Rbm24 modulates adult skeletal muscle regeneration via regulation of alternative splicing.
机构信息
Institute of Stem Cell and Regenerative Medicine, School of Medicine, Xiamen University, Xiamen 361100, China.
Shenzhen Research Institute of Xiamen University, Guangdong Province, 518000, P.R. China.
出版信息
Theranostics. 2020 Sep 11;10(24):11159-11177. doi: 10.7150/thno.44389. eCollection 2020.

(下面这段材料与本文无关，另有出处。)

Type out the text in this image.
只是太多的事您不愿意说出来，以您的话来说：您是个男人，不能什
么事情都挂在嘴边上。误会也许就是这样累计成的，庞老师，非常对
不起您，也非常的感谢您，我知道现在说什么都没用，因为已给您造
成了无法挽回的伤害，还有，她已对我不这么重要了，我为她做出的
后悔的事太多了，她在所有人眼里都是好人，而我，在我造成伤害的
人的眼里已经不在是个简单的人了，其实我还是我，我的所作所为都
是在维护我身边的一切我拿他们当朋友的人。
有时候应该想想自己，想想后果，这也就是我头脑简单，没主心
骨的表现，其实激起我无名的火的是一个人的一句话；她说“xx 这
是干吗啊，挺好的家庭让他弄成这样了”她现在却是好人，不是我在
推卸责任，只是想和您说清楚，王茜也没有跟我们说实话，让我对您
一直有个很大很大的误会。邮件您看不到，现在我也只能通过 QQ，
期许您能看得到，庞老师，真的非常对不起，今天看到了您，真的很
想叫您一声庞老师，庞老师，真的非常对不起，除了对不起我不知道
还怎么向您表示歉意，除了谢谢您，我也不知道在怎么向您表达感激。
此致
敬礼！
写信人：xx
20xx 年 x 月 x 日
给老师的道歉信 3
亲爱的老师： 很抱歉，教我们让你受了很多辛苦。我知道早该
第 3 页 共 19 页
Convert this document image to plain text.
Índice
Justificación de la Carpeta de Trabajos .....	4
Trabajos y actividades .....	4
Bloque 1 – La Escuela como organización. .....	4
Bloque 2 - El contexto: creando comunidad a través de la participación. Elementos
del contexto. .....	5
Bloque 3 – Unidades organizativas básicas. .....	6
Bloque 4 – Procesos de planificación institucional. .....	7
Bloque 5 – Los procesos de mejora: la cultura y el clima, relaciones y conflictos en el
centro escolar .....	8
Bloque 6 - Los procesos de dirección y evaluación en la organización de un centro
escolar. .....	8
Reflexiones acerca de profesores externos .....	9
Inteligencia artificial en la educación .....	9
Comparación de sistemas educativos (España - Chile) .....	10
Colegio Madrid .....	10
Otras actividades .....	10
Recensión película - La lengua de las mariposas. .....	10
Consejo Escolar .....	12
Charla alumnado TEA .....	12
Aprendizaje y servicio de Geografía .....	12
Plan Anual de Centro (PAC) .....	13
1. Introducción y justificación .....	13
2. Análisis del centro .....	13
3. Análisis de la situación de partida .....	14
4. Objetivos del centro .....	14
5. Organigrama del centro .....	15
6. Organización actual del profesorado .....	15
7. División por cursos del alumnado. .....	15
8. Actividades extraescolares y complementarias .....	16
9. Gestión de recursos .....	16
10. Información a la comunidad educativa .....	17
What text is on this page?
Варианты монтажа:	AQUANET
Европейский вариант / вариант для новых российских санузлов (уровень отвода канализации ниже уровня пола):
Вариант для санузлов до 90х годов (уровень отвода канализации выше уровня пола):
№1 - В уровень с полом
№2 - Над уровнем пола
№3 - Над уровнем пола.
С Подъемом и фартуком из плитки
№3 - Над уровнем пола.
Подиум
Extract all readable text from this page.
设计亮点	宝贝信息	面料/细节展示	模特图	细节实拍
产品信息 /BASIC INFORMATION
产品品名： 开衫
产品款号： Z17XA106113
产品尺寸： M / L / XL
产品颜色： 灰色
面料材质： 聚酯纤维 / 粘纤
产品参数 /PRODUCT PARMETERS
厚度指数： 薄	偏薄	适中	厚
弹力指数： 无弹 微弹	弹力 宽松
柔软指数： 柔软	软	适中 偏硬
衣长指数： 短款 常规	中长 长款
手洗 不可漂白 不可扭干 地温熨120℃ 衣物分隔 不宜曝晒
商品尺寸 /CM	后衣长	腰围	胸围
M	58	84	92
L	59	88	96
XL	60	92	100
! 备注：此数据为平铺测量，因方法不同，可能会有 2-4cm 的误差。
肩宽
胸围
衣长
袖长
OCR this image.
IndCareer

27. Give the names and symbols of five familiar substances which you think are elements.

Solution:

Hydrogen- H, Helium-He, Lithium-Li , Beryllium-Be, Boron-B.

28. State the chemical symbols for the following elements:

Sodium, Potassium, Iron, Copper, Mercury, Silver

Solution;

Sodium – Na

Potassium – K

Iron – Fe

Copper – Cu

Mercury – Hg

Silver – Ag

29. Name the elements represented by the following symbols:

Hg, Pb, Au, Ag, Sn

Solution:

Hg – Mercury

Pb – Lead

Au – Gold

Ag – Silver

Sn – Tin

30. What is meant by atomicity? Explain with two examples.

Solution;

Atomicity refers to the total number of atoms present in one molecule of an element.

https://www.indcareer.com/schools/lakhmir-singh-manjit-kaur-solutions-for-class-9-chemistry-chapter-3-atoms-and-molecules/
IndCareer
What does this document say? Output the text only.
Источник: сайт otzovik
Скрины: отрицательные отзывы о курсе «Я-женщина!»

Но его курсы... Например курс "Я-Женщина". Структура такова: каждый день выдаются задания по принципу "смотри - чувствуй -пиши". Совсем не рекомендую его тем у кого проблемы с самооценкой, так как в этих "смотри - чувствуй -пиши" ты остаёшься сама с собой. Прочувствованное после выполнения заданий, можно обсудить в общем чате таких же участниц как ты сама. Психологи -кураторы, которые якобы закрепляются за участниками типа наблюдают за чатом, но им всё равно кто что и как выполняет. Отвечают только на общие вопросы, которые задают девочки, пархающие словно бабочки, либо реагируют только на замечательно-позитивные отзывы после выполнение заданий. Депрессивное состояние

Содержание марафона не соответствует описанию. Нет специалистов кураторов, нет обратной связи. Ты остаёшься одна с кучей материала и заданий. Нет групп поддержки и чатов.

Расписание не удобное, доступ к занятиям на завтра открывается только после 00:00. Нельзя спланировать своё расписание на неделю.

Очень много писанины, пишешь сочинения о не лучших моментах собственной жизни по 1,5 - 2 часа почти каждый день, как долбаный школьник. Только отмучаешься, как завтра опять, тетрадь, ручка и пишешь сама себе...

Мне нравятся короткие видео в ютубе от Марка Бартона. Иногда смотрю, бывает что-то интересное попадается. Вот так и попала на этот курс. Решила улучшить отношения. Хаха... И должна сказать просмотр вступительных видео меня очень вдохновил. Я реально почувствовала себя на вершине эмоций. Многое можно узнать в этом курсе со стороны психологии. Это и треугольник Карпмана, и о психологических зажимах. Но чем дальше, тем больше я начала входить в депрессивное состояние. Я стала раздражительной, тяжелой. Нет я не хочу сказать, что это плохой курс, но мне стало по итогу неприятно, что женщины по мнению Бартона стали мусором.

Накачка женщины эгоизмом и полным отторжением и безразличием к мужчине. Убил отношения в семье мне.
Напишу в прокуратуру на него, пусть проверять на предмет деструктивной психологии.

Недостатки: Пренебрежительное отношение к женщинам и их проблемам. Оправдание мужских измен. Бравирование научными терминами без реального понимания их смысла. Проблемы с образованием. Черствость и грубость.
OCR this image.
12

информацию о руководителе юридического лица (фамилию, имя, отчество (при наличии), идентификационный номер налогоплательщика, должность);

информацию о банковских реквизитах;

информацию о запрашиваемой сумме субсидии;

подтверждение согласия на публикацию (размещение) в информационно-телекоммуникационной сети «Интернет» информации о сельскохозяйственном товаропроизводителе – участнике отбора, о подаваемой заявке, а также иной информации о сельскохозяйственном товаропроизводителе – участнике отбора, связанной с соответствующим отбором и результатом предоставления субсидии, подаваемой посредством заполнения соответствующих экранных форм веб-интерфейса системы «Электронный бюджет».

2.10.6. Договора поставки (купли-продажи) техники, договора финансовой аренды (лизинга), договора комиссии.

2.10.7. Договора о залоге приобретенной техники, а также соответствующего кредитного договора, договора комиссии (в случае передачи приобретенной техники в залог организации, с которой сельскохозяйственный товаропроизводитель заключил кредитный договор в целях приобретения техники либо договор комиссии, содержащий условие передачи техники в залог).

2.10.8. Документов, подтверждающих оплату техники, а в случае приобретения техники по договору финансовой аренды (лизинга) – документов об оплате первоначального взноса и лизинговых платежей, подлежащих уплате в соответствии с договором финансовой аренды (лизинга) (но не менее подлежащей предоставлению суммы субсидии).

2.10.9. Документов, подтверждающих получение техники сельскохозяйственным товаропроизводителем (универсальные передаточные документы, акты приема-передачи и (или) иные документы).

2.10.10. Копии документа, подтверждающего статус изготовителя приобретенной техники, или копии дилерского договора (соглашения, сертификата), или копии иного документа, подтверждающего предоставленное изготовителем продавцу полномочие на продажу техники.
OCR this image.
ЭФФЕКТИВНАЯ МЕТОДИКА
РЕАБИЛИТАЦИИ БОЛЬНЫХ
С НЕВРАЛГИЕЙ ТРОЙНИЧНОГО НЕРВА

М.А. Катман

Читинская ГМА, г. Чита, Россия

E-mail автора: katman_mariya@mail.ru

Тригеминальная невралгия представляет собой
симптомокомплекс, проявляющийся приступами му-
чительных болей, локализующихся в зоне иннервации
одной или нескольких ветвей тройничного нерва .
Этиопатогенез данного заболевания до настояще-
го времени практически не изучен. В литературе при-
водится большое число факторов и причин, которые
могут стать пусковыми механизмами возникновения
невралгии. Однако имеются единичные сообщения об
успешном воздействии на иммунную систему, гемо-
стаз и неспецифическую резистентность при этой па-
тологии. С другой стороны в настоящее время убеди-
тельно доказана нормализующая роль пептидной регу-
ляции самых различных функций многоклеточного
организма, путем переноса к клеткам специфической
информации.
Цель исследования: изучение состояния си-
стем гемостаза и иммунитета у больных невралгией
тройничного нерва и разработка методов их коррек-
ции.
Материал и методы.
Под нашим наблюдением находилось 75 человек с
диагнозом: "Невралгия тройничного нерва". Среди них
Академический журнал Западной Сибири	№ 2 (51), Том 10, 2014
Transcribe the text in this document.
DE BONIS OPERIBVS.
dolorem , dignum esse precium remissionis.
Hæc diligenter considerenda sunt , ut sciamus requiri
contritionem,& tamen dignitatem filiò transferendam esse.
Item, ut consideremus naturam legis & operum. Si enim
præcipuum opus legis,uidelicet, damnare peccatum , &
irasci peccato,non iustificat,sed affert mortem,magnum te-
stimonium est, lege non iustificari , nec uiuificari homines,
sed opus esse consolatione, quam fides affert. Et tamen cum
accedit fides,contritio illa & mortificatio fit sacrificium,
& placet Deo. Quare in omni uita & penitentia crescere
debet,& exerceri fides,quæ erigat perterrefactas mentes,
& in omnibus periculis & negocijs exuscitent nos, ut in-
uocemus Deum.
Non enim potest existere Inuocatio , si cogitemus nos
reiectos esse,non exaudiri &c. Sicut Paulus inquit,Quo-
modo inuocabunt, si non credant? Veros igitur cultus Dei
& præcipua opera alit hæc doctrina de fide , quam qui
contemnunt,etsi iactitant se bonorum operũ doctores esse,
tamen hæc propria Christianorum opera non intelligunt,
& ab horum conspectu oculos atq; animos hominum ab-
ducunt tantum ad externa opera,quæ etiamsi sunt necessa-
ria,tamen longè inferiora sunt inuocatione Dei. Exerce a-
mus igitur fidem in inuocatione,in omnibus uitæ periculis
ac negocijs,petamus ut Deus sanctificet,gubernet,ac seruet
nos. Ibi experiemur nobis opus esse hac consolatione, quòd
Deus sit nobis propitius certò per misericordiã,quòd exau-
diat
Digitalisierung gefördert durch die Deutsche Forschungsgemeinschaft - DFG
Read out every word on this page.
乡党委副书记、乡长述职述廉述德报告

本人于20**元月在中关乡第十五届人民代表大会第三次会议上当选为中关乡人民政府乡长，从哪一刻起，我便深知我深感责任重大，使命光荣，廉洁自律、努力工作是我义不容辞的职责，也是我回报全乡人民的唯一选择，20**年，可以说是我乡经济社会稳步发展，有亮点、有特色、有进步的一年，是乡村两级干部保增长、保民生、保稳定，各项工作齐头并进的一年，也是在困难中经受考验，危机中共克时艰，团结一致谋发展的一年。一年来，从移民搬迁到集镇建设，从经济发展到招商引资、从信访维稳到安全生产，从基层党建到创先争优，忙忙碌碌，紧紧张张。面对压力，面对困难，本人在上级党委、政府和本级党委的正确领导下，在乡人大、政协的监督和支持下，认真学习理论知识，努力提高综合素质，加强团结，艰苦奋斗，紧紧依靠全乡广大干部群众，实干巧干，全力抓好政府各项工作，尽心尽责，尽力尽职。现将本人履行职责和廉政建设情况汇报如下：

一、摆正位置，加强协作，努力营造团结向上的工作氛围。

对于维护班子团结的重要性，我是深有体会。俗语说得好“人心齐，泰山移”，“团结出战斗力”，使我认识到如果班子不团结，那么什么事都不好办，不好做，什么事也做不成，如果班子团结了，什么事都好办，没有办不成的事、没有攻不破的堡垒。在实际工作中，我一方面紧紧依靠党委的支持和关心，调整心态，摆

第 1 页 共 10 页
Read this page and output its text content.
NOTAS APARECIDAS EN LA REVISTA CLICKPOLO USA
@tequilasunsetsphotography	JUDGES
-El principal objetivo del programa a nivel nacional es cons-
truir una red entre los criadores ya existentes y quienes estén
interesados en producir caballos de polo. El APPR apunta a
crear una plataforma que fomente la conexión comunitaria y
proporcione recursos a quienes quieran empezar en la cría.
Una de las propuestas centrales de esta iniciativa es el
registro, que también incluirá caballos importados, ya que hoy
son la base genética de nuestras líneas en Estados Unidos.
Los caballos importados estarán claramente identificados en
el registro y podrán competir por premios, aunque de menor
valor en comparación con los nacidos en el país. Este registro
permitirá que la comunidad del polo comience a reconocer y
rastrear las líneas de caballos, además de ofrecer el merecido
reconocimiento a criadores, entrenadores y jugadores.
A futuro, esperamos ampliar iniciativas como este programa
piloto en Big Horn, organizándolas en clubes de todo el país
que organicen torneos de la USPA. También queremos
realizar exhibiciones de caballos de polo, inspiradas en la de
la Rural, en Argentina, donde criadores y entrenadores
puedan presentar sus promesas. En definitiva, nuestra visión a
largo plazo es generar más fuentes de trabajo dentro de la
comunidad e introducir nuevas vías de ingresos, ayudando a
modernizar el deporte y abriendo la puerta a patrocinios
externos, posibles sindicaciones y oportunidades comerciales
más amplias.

The adult skeletal muscle can self-repair efficiently following mechanical or pathological damage due to its remarkable regenerative capacity. However, regulatory mechanisms underlying muscle regeneration are complicated and have not been fully elucidated. Alternative splicing (AS) is a major mechanism responsible for post-transcriptional regulation. Many aberrant AS events have been identified in patients with muscular dystrophy which is accompanied by abnormal muscle regeneration. However, little is known about the correlation between AS and muscle regeneration. It has been reported that RNA binding motif protein 24 (Rbm24), a tissue-specific splicing factor, is involved in embryo myogenesis while the role of Rbm24 in adult myogenesis (also called muscle regeneration) is poorly understood. To investigate the role of Rbm24 in adult skeletal muscle, we generated Rbm24 conditional knockout mice and satellite cell-specific knockout mice. Furthermore, a cardiotoxin (CTX)-induced injury model was utilized to assess the effects of Rbm24 on skeletal muscle regeneration. Genome-wide RNA-Seq was performed to identify the changes in AS following loss of Rbm24. Rbm24 knockout mice displayed abnormal regeneration 4 months after tamoxifen treatment. Using RNA-Seq, we found that Rbm24 regulated a complex network of AS events involved in multiple biological processes, including myogenesis, muscle regeneration and muscle hypertrophy. Moreover, using a CTX-induced injury model, we showed that loss of Rbm24 in skeletal muscle resulted in myogenic fusion and differentiation defects and significantly delayed muscle regeneration. Furthermore, satellite cell-specific Rbm24 knockout mice recapitulated the defects in regeneration seen in the global Rbm24 knockout mice. Importantly, we demonstrated that Rbm24 regulated AS of Mef2d, Naca, Rock2 and Lrrfip1 which are essential for myogenic differentiation and muscle regeneration. The present study demonstrated that Rbm24 regulates dynamic changes in AS and is essential for adult skeletal muscle regeneration.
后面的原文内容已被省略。